Months ago, or maybe even years, the Vodo and I had a conversation about books. It went something like this:
Vodo: I only read short stories.
Vodo: It’s what I write. I just feel like each one has so much I can learn from.
Me: You’re a whack-job loony, novels are the bomb.
While I will not back down from my stance that novels are indeed the bomb, I have to admit I am beginning to see the allure of never reading anything but short stories. I don’t know what it is, but of the four or so novels I’ve started actually reading (as opposed to listening to) the last three months I’ve finished exactly one. That was Milan Kundera’s underwhelming Ignorance. A book I finished merely because I wanted to discuss its underwhelmingness at Rock & Roll Bookclub. Kundera could have gone a long way had actually made a decision about whether he was writing a book of essays or a novel.
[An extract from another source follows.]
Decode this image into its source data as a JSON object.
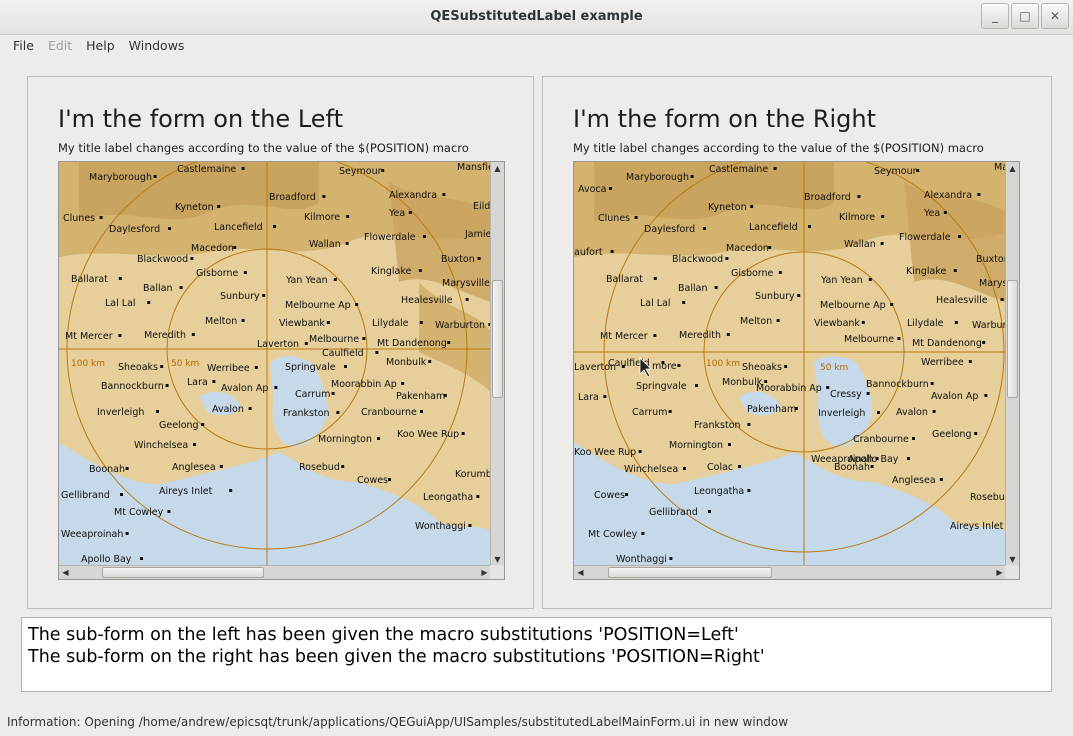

However, in the same three months, I have managed to polish off six entire short story collections. Some of them were stunningly good (Jean Thompson’s Throw Like a Girl) and some of them surprisingly disappointing (Joy Williams’ Honored Guest), and yet when I turn to the reading pile I still pick a book of short stories.
At first I chalked up this unusual reading behavior to a desire to harken back to my roots after cheating on my beloved short stories by taking a
bullshit poetry class. It was as though I had cheated on my writing form of choice by reading all that fancy poetry.
bullshit poetry class has been over for weeks and I still haven’t managed to find my way back to the novel. I’ve decided to chalk it up to my lack of patience regarding virtually everything lately. Novels seem to have this irritating problem about getting to the point, and lately I have no time to dick around waiting for the point.
I’m hoping once the slow, leisurely pace of autumn arrives I will find my way back to the novel, because as much as I am enjoying the one night stands of the short story I kind of miss the substantive relationship only a novel can give me.